Mosca 1996
25. VIII. 1996
In volo sull’Europa. Ore 17:05. Il viaggio è ufficialmente iniziato. Il volo di linea Aeroflot su286 è bellissimo: fa schifo. L’Iluscin-86 visto da dentro sembra avere decenni di vita, in pratica non hanno mai rifatto gli interni. I sedili sono sfondati, e i tessuti, logori, puzzano di vissuto umano. L’altoparlante gracchia. Ma d’altronde non posso non essere contento: non cercavo proprio questo?

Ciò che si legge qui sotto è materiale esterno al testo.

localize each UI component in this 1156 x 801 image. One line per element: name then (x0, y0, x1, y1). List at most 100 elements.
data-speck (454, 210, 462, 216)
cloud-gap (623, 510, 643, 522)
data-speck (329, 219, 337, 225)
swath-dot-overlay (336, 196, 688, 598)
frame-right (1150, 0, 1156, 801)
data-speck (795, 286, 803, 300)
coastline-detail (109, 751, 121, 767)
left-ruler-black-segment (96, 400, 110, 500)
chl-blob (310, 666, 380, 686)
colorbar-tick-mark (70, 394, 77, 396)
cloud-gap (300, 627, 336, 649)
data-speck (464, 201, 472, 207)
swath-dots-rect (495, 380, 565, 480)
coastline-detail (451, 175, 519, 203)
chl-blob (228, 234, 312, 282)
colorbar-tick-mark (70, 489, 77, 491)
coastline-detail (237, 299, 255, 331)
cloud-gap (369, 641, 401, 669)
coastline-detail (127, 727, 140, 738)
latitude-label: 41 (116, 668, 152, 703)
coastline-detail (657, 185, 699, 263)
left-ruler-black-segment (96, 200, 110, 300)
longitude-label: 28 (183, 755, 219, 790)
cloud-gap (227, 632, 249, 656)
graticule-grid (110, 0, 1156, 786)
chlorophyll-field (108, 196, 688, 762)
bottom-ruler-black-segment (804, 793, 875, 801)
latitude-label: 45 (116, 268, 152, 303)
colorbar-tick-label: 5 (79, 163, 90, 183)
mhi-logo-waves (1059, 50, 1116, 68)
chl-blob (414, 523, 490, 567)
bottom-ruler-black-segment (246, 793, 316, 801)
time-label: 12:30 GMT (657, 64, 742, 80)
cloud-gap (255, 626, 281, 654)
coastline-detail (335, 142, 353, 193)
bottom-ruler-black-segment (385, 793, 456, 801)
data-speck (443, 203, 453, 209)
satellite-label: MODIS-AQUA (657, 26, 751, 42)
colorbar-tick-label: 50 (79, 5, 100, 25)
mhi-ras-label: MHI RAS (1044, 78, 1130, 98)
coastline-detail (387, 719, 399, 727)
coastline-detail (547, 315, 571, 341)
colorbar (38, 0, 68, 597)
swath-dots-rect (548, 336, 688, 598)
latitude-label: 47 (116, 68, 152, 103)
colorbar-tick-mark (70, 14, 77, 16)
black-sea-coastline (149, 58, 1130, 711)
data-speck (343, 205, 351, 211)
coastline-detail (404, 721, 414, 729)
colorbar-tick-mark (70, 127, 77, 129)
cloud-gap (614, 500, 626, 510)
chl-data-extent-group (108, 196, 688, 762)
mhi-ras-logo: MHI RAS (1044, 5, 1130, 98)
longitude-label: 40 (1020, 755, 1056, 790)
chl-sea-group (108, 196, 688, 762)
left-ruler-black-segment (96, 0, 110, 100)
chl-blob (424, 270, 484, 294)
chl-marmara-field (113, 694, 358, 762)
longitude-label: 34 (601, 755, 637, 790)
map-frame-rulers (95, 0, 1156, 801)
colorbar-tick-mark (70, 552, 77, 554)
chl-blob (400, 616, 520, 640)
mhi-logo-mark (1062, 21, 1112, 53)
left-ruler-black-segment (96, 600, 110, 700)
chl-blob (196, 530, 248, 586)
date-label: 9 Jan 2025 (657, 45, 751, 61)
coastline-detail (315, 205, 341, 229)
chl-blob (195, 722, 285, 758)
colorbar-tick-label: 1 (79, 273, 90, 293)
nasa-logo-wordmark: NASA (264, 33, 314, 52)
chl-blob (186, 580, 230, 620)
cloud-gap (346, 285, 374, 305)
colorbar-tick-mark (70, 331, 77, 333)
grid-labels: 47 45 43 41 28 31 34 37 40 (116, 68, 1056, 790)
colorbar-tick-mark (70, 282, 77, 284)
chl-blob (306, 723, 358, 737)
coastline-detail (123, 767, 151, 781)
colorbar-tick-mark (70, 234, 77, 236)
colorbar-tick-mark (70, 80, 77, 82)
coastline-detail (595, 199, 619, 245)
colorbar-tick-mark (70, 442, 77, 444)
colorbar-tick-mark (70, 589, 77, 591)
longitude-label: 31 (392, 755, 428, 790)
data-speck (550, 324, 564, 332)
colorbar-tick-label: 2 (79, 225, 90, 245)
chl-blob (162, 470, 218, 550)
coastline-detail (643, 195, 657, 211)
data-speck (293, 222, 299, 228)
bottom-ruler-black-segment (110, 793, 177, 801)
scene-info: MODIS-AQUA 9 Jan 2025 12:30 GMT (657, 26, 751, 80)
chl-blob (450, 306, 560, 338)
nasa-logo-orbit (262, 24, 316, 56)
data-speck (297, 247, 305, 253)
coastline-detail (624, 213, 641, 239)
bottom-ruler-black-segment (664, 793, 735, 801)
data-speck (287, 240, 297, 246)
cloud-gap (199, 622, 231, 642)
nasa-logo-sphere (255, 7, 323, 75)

Ero seduto, ovviamente lato finestrino, con due ragazze russe di fianco. Bella lì, ho pensato, ora faccio un po’ di conversazione ostellante… arriva una terza e iniziano a confabulare fra loro. Ad un certo punto l’arrivata si rivolge a me dicendo, «scusi… signore-parla-italiano?». Io, esaltato, «Sì!», «allora possiamo fare cambio posto?»… per la mazzata che ho preso l’aereo ha un rollio di 30°. Così per stare vicino alle amiche mi sbatte in business class (che non cambia un cazzo dall’economy: socialismo reale) a fianco di altre due ragazze russe: Susha di otto anni e Ina di sette, entrambe di Tula. Ma di bambini l’aereo è pieno, ce ne sono almeno duecento, sono quelli che vengono a passare le vacanze in una famiglia italiana.